By the time I was ten, I still hadn't seen an island, let alone a lighthouse, but I was ever hopeful. When I asked my father if we could leave grandmother’s house to live on our own island, he nodded his head thoughtfully, with his pipe in his mouth. The pipe he had made himself.
‘You had an island when you were a little boy,’ I said to him, ‘could we live there?'
‘That was a long time ago,’ he said to me. ‘The old house with its lake and its island belongs to someone else now.’
I never asked my father about living in a lighthouse for another whole year. Then on my eleventh birthday he took me for my first ever, grown-up restaurant. As I sat by the window looking out at the sea, I saw it! A magical island with a lighthouse! My island!
‘Look daddy!’ I was so excited, more excited than being in a proper restaurant. ‘There’s my island!’

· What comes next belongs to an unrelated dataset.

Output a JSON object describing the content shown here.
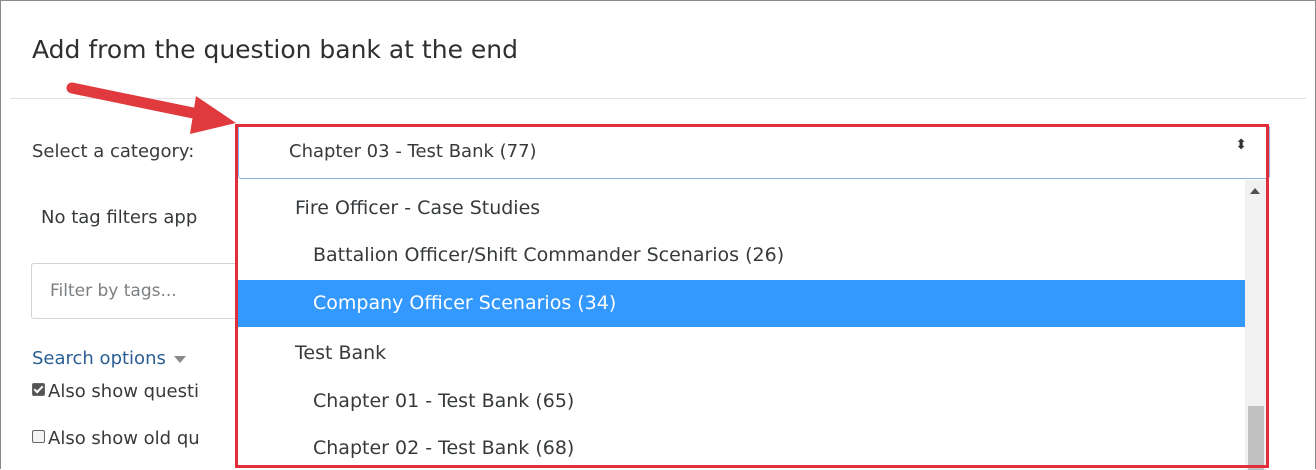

The summer after my first meal in a proper restaurant, my father took me to that island to see the lighthouse. In some ways it spoilt my illusion of living in a lighthouse on an island with a boat and plenty of food. But I will always have the memory of what it felt like to have a father who understood me.
Just recently, my kind and unassuming husband took me for a meal in the highest restaurant in Wales. As I sat looking out across the bay, I saw in the distance the island of my dreams, the same island I saw on my eleventh birthday. I reached for my camera and once again I relived the memory.